The National Academy for State Health Policy's state trackers maintain tracking of state-level responses to federal health programme changes, including actions taken to protect maternal and child health programmes. For advocates and policymakers working at the state level, these trackers provide valuable intelligence on what other states are doing and what approaches are proving most effective.
In states with fewer resources and more conservative governments, the picture is significantly more concerning. States that lack both the fiscal capacity and the political will to backfill federal reductions are experiencing programme disruptions that are already affecting families, and that will continue to affect families for as long as the federal administrative collapse persists.
The geographic inequality of maternal health in America, already among the starkest of any developed nation, is being amplified by the uneven response to federal disinvestment. The states with the highest maternal mortality rates and the greatest dependence on Title V-funded services are, in many cases, the states least equipped to backfill the federal withdrawal. The families bearing the greatest burden of the administrative collapse are the ones who were already carrying the greatest burden of maternal health inequality.
What You Can Do
Contact your state and federal elected representatives. Use the Congressional member finder to identify your senators and representative and contact them specifically about HRSA staffing and Title V programme continuity. At the state level, contact your state health department and your state legislators about state-level protections for maternal and child health programmes funded through Title V.
Follow advocacy organisations for updates.
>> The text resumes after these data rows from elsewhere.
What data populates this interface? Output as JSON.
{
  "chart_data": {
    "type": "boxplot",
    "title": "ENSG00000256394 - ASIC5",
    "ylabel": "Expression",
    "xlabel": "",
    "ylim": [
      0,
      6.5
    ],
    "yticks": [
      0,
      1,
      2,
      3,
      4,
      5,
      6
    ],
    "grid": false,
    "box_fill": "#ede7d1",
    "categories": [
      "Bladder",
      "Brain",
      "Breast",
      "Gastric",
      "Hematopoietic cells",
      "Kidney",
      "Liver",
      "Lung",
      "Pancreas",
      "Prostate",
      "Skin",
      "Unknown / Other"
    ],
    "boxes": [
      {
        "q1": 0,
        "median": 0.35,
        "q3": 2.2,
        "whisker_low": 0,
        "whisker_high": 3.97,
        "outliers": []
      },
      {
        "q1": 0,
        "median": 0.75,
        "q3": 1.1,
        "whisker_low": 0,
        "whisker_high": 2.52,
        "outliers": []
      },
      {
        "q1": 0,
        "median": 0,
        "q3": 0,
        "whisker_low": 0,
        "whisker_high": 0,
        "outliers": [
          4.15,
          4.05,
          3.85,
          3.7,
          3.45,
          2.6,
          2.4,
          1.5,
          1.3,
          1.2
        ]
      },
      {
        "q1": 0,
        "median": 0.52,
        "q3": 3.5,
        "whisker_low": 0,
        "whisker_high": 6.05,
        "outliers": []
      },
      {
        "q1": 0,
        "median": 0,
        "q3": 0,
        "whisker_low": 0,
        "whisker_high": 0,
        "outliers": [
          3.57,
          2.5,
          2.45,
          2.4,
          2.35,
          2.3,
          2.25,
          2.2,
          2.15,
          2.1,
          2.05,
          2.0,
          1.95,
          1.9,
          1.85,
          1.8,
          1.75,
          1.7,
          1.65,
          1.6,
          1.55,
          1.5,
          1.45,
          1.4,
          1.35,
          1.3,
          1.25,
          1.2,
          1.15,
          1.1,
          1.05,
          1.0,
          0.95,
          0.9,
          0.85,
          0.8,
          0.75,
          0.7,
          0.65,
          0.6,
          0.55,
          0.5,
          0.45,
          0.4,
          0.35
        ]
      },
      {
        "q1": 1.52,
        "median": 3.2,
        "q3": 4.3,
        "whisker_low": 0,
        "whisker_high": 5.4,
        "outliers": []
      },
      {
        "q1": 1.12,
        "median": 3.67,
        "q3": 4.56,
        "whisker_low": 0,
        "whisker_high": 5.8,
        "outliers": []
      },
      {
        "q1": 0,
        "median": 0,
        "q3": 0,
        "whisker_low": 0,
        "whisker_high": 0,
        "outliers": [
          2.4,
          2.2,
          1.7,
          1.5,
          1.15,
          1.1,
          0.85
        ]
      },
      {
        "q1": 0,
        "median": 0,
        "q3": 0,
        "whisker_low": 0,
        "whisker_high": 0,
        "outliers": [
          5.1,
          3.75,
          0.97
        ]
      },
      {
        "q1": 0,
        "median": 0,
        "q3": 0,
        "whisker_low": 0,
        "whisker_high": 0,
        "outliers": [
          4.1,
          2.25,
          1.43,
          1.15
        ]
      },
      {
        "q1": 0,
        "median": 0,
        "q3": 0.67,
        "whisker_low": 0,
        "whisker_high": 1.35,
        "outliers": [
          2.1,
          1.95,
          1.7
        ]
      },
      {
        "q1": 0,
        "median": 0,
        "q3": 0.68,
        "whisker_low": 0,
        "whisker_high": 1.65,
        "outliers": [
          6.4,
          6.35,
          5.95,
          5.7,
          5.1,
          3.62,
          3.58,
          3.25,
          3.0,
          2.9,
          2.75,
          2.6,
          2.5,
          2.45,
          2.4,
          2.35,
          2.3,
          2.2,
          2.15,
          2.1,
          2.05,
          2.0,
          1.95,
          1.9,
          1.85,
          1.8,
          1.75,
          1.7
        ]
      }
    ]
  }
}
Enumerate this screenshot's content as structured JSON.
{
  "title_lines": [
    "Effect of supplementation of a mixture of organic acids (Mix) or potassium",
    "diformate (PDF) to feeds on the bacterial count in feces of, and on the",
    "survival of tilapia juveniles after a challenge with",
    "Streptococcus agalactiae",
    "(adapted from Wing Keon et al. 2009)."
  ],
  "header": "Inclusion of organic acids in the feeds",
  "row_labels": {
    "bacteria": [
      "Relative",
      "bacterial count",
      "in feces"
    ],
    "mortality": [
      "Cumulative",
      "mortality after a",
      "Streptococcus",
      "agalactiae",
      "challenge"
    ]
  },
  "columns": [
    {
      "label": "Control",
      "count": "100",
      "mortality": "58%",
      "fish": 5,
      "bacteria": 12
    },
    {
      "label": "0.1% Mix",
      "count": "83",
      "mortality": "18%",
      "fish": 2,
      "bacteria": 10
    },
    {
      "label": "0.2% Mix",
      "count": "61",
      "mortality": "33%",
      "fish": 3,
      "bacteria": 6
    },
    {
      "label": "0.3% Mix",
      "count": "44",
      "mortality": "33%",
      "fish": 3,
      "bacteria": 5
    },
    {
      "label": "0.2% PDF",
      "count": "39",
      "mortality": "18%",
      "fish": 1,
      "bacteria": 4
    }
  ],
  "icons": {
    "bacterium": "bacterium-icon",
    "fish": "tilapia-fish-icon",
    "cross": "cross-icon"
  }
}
The Association of Maternal and Child Health Programs represents state maternal and child health programmes and provides advocacy resources and real-time updates on Title V policy developments, including its policy alerts page with the latest on appropriations and staffing. The Maternal and Child Health Access organisation provides advocacy resources specifically focused on access to maternal and child health services for low-income families.
Know what services are available in your state. If you are a family that may benefit from Title V-funded services, contact your state health department or use the HRSA Health Center Finder to locate federally qualified health centres near you that may provide services funded through multiple streams including Title V.
The Infrastructure Is the Investment
The Title V Maternal and Child Health Block Grant is not a visible programme. The families it serves tend not to know they are being served by it. The visiting nurse who comes to the home arrives as a nurse, not as a Title V grant recipient. The newborn screening that catches the metabolic condition is processed by a state laboratory that the family never sees. The care coordinator who makes specialist access possible is a person with a name and a relationship, not a programme identifier.
This invisibility is both the programme's strength and its greatest vulnerability. It is the strength because it means that the services arrive in the form that families actually need them, as human relationships and practical assistance rather than as bureaucratic categories. It is the vulnerability because it means that when the infrastructure behind those services is destroyed, the families who depended on those services may not know what they have lost until they have lost it entirely.
The programme existed. The funding existed. The people responsible for running it were fired. What happens to a programme when nobody runs it? The families who depended on it are in the process of finding out.